Las mujeres deben ser bellas, quieren ser bellas. Desde que nacen, adornamos y pintamos sus cuerpos con el único objetivo de que sean bonitos. Las mujeres temen envejecer, temen no tener una buena figura, temen a las canas, temen a la celulitis, temen a las imperfecciones de la piel… Temen, paradójicamente, a los procesos naturales de sus cuerpos. Temen lo inevitable, lo que debería ser aceptado como un signo de riqueza, ya que al envejecer y cambiar, el ser humano se vuelve también más sabio, con más experiencias a cuestas. Para ser bellas, para intentar evitar lo inevitable, invierten numerosos recursos. Invierten dinero, invierten esfuerzo, invierten afectos, invierten pensamientos, invierten tiempo. El ideal de belleza aún controla a las mujeres. Y las limita. Las tiene ocupadas en ser bonitas.

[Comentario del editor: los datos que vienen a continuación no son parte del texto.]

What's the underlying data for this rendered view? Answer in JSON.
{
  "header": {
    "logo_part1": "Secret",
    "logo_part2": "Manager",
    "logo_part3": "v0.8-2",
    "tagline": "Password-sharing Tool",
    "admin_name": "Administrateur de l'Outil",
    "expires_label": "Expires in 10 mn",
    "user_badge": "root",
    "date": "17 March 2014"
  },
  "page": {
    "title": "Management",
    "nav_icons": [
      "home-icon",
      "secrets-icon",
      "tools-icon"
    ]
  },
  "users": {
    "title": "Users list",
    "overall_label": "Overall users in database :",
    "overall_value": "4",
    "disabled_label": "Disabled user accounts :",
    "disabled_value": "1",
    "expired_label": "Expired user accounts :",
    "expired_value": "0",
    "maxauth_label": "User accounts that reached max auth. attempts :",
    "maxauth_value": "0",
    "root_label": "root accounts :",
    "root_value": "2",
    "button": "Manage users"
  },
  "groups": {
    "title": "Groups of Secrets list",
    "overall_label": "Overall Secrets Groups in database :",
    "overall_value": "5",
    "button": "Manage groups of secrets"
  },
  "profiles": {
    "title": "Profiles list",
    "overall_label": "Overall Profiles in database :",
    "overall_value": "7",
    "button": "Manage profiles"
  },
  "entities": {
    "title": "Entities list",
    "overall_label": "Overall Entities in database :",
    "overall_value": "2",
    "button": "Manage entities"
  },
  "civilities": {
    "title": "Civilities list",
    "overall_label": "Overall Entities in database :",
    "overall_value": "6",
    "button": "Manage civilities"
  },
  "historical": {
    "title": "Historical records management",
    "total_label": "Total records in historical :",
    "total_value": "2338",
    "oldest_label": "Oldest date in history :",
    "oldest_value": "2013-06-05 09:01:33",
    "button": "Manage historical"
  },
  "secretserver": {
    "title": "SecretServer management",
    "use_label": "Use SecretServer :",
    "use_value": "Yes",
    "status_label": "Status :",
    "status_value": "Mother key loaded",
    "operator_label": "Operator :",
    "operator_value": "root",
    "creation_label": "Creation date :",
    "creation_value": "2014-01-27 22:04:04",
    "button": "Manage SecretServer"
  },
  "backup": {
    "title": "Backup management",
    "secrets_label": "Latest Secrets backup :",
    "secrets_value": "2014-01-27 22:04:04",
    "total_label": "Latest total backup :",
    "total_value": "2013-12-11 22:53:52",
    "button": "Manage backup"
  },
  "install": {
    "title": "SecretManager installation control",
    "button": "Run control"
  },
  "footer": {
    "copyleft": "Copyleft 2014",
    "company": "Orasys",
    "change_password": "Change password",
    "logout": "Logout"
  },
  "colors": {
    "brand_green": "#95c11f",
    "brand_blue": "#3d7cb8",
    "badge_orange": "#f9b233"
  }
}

Es cierto que el ideal de belleza también empieza a imponerse a los hombres. Sin embargo, hoy la belleza forma parte del estereotipo femenino. Es una exigencia para ellas, no para ellos. Además, mientras que la búsqueda de la belleza se asocia a diversión en el caso de los hombres, en las mujeres se asocia al sacrificio. Hay que sufrir para ser bella. Esta conceptualización hace que la imposición de la belleza sea mucho más perniciosa para ellas.
Mientras que las mujeres sigan presas y presionadas por este ideal de belleza, este muro invisible frenará al feminismo. No se trata de renunciar a sentirse bien con una misma, sino de dejar de sufrir por no cumplir un ideal inalcanzable e impuesto. No se trata de imponer a los hombres el mismo canon inconquistable, sino de no valorar a las personas en función de esta belleza fabricada por unos pocos.
Lo personal es político nos enseñó el feminismo, y quizás ahora el aprendizaje está en comprender que lo político también es personal, en aplicarse a una misma lo que ya sabemos, que el ideal de belleza nos limita y nos aleja de lo verdaderamente importante. Que la belleza obligada es una trampa para el feminismo.
Gloria Jiménez Moya es Doctora en Psicología por la Universidad de Granada, España e investigadora asociada de la línea Interacciones Grupales e Individuales del Centro de Estudios de Conflicto y Cohesión Social, COES.